Mélanie Mermod, L’Hiver dernier, Galerie Joseph Tang, 2012

Comme laissées sous une couche de cendre blanche qui se serait lentement compactée avec le temps, les formes présentes dans l’espace semblent tenter de se soustraire à notre regard. Des encadrements de fenêtres ou de tableaux irréguliers et deux matelas blancs ficelés articulent un univers post-apocalyptique, dont il ne resterait à voir que les traces d’un abri abandonné. Un bac aux angles tranchants et aux couleurs sombres et métalliques se détache par une esthétique tout aussi minimale, mais dont les matériaux apparaissent nus, sans façonnage manuel.

C’était autour d’eux comme un rideau de neige tombante. Il n’y avait rien moyen de voir ni d’un côté ni de l’autre de la route. Il commençait à tousser et le petit frissonnait. Ils marchaient tous les deux côte à côte sous la bâche de plastique, poussant le caddie dans la neige.

Cormac McCarthy, La Route, 2006

Intitulé Et si c’était moi (2012), chaque matelas contorsionné est une œuvre autonome, fabriquée selon un même processus pouvant produire diverses combinaisons : un matelas simple, une découpe, un enroulement maintenu par un tour de ficelle. Le titre de l’oeuvre est une phrase dite par un enfant confronté à la violence du monde dans le roman La Route de Cormac McCarthy. Ces corps mous, pétrifiés par les couches de résine, semblent s’être repliés sous l’effet de la contrainte. Formes en souffrance figées dans le temps, génératrices d’empathie, Et si c’était moi réfléchit la capacité du regard à s’engager pour son objet.

Je trace d’abord sur la surface à peindre un quadrilatère de la grandeur que je veux, et qui est pour moi une fenêtre ouverte par laquelle on puisse regarder l’histoire.

Leon Battista Alberti, Della Pittura, 1435

Dans Curseur (2012), une ficelle pointe un bac rempli d’huile de vidange, dont le côté gauche est recouvert d’une plaque de verre opaque. L’œuvre traverse l’espace de haut en bas, rejouant par renversement certains dispositifs particuliers de cordes émergeant de tableaux d’Eva Hesse – No Title, 1970 ou No Title (Wall Piece),1970. Le quadrilatère noir au sol, moitié liquide, moitié solide, pourrait évoquer un hydrographe de musée cyberpunk ou un livre ouvert. Le curseur signalerait alors un point dans un temps présent, brouillé et illisible, tandis que le passé proche serait voilé et inaccessible. Pourtant la même matière liquide aux propriétés réfléchissantes habite les deux espaces, les rendant coexistant. Curseur pourrait être imaginé comme une modélisation expérimentale du continuum de l’espace-temps, questionnant l’indétermination du réel, l’impossibilité de se représenter le passé ou encore des évènements ayant lieu dans d’autres parties du monde.

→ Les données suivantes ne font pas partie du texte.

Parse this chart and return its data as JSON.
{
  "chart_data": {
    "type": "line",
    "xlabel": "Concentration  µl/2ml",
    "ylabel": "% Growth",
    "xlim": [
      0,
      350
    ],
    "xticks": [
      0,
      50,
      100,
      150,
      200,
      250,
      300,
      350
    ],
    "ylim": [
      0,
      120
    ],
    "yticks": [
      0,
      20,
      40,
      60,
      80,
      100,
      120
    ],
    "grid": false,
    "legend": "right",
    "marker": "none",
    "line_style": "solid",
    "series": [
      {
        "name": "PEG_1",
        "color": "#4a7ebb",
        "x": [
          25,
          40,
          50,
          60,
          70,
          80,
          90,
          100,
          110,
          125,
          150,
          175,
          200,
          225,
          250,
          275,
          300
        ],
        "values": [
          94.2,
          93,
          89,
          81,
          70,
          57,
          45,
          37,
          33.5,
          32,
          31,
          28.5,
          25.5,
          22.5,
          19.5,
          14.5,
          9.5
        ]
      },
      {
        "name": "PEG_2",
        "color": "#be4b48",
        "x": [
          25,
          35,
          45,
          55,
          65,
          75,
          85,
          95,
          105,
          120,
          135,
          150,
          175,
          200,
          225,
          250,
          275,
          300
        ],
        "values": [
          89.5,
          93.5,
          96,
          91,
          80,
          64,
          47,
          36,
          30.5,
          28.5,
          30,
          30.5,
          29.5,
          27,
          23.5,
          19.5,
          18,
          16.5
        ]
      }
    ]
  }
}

Elle était allée vers ce tableau mais n’en était pas revenue, elle était restée du côté du chat à regarder au-delà de la fenêtre une chose que personne d’autre qu’eux ne pouvait voir, une chose que voyaient seulement Alana et Osiris chaque fois qu’il me regardaient en face.

Julio Cortázar, Orientation des chats, 1980

Quatre cadres (Sans titre d’après Eva Hesse, 2012) enserrent le vide. L’œuvre compose de façon subjective un alignement de baies aveugles à partir d’un dessin de rectangles imbriqués les uns dans les autres réalisé par Eva Hesse en 1969. Dans plusieurs travaux de Sophie Dubosc, on retrouve ce procédé de déploiement d’œuvres bidimensionnelles –de Sherrie Levine ou de René Magritte– dans l’espace. Ici, le dispositif rappelle également Hang Up (1969) –un grand cadre vide duquel émerge un lasso métallique–, la méthodologie sérielle et les patientes applications de couches cutanées d’Eva Hesse. Les fenêtres ne donnent sur rien, mais chacune d’elle réfléchit la lumière à sa manière propre, suivant les angles et les tracés de leurs bordures. Les cadres deviennent ajours et cernent des territoires. L’œuvre force l’œil à voir ailleurs. Si les formes de L’Hiver dernier se soustraient à notre regard, c’est qu’elles ne sont pas tant conçues pour représenter des histoires que pour interroger différents processus de perception.